I’m glad that the final chapter, “Discourse Analysis” was added to the second edition. I was fortunate to have teachers who got me started in this areas, though the field has developed some since I was a student. My personal observation is that the thing that prevents people from doing more discourse analysis is that it seems to be too much work. Unfortunately, you can’t reap the benefits until you have done all that work, so you don’t realize what the rewards are.
Well, follow Dave through Philippians. See how discourse analysis can shed light on many pesky questions regarding that letter. You can agree or disagree on details, but you will be much better prepared to understand any particular verse.
May I also appeal to students at this point to learn how to do this for yourself. Don’t just depend on someone else who has done the work. It is absolutely helpful and a good idea to look at what others have done. But too many people get the meaning of the Bible from the outlines, headings, and notes provided in their study Bibles. You may come to the conclusion that the book is structured precisely as it was in the outline provided. But once you’ve done the work to determine that, I think you’ll feel that the time spent was truly worth it.
This book requires some knowledge of Greek. Dave mentions advanced students. To some extent he is right. I’d suggest it after you have a good facility with the language. I would also recommend that teachers study it so as to get an idea of how to present this material to students. Many of these concepts can be presented earlier in class, preparing the ground for more serious study later.
In other words, I think this is an excellent book. I would rate it 5 stars, and I believe it can be useful to a broader audience than the one intended by the author, because there is always value in a book that applies important concepts to actual problems.
1. Do I have any business making these kinds of criticisms? After all, I’m a publisher with just an MA degree. Quite true. Yet I’d say one should question my knowledge more when I set out to talk about theology than about languages. My undergraduate degree was in biblical languages, including four years of Greek and three of Hebrew (actually I bypassed first year Hebrew through personal study). I also took a class in textual criticism at the undergraduate level, along with a minor in French. That minor language, along with growing up overseas (four years in Mexico as a child) gave me a different perspective on language as well. We sometimes get a distorted view of Greek and Hebrew because we’re trying to make them fit a preconceived agenda. Studying a language without that religious baggage can be a big help. I often refer to Max Knight’s translation of Christian Morgenstern’s Galgenlieder as an excellent example of the difficulties of translation, expertly overcome. Incidentally, I received a copy of those poems from my undergraduate German teacher, who knew my interest in translation and wanted me to learn from them. I am eternally grateful to him.
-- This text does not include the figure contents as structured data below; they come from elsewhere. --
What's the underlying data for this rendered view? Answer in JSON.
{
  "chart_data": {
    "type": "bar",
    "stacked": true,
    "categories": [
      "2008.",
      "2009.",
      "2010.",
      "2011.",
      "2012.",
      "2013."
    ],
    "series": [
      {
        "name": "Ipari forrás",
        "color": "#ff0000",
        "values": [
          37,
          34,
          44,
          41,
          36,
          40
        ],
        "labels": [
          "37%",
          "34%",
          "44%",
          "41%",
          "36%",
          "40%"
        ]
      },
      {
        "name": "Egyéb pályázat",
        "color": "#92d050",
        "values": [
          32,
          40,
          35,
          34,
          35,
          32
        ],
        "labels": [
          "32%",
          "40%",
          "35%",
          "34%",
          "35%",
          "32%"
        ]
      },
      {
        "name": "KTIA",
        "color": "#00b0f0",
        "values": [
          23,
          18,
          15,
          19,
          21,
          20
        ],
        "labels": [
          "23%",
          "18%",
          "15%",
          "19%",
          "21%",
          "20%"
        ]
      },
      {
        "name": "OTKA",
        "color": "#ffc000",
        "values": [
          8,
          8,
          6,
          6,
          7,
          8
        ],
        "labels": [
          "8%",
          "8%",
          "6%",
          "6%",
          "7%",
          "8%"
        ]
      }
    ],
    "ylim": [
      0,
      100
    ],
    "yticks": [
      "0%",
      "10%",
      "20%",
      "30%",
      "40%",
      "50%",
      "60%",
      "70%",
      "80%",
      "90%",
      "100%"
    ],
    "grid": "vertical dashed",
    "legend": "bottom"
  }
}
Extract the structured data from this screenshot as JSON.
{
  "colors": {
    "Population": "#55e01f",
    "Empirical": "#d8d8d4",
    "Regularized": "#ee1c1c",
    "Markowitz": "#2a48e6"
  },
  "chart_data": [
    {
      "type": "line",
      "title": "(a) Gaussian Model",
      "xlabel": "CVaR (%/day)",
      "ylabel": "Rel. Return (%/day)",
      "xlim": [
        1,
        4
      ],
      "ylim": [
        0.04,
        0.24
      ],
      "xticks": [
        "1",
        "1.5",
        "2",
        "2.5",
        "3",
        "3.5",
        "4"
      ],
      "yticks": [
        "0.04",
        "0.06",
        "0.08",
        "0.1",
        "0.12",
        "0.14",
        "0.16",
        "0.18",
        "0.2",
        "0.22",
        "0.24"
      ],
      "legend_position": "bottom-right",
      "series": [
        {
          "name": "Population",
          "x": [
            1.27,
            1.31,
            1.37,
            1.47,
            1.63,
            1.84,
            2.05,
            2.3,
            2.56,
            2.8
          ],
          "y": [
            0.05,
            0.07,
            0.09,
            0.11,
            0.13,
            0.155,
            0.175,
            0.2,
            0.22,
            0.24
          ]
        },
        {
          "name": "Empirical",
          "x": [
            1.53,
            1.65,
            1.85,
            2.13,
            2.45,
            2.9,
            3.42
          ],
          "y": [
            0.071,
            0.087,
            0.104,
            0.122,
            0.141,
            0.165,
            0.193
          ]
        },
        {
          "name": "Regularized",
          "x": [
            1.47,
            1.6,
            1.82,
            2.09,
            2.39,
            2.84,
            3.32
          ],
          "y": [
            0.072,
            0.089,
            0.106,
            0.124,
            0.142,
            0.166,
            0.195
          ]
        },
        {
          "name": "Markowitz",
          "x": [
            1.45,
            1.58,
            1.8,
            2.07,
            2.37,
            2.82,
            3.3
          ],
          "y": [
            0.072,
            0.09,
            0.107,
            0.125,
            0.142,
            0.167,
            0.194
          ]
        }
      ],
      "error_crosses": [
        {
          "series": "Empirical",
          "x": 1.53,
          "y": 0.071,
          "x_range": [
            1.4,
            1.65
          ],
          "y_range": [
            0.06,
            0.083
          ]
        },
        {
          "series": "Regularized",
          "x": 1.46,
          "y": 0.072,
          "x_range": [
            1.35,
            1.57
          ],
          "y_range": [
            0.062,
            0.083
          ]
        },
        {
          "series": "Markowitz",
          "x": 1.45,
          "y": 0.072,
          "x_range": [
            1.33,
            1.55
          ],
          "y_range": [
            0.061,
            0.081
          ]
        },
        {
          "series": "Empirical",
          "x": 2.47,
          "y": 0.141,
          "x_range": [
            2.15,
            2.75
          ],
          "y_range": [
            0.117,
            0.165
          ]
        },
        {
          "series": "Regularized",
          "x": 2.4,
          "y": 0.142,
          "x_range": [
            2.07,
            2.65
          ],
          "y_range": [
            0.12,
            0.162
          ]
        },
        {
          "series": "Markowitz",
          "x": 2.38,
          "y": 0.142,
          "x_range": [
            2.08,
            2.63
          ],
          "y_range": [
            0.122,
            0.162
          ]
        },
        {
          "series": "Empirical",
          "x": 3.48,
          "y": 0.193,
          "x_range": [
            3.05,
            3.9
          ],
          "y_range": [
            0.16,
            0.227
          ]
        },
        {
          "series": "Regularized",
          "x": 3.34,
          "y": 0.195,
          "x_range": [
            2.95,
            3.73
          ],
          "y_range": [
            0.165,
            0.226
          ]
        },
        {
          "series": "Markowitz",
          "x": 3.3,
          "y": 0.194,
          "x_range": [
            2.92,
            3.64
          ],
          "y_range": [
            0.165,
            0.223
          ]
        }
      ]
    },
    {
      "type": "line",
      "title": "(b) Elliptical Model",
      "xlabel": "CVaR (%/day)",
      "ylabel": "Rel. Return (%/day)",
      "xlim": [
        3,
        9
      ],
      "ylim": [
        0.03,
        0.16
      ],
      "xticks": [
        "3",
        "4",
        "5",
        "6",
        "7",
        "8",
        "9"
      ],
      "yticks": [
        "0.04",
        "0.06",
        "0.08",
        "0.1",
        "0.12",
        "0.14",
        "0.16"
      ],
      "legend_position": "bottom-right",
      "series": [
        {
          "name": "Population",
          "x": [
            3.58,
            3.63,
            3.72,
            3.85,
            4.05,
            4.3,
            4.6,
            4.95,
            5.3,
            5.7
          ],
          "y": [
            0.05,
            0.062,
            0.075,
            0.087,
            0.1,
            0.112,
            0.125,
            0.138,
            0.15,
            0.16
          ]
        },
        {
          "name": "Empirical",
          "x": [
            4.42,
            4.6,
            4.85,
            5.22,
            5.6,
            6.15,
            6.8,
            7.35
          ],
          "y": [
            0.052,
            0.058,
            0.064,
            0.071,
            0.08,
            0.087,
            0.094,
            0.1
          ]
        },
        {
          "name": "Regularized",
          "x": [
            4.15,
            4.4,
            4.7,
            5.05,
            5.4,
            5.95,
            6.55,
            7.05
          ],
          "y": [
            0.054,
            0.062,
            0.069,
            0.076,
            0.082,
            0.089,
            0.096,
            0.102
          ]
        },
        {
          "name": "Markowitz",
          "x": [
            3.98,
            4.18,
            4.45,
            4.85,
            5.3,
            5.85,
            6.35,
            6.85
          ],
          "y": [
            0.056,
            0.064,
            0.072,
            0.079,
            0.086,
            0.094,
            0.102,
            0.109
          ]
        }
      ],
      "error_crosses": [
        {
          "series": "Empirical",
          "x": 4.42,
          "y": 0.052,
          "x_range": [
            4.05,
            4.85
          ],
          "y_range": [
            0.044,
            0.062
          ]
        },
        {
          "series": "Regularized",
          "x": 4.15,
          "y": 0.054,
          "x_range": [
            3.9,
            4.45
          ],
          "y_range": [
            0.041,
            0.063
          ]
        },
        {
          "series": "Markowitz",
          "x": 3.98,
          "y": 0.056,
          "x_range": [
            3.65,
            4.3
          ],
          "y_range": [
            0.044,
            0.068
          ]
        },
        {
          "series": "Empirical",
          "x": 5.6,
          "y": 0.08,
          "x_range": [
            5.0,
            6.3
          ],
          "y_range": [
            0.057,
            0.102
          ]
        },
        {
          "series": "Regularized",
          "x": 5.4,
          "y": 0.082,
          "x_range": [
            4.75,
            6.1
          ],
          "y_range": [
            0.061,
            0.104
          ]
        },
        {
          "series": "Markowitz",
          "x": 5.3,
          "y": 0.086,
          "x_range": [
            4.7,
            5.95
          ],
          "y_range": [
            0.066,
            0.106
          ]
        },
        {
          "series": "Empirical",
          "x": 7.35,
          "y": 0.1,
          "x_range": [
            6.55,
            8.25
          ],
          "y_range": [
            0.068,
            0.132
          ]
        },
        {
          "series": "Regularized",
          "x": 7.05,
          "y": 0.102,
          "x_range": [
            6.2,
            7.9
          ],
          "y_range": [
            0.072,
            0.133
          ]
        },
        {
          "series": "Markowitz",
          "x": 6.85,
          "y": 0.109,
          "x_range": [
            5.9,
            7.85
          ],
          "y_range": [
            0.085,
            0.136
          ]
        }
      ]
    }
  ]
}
I followed this with an MA in religion, again concentrating in biblical and cognate languages. So unlike many seminarians, I came to my MA ready to make use of the expertise of professors rather than needing to work on the basics, and I also spent all my time on the languages. At the same time, I spent hardly any time on issues of theology, and none at all on things like church administration, church history (I completed a church history requirement by taking patristic Latin!), counseling, homiletics, and so forth.
Then I took one quarter in another master’s program in linguistics one I did not complete for a number of reasons. Since then I have continued my reading in this area.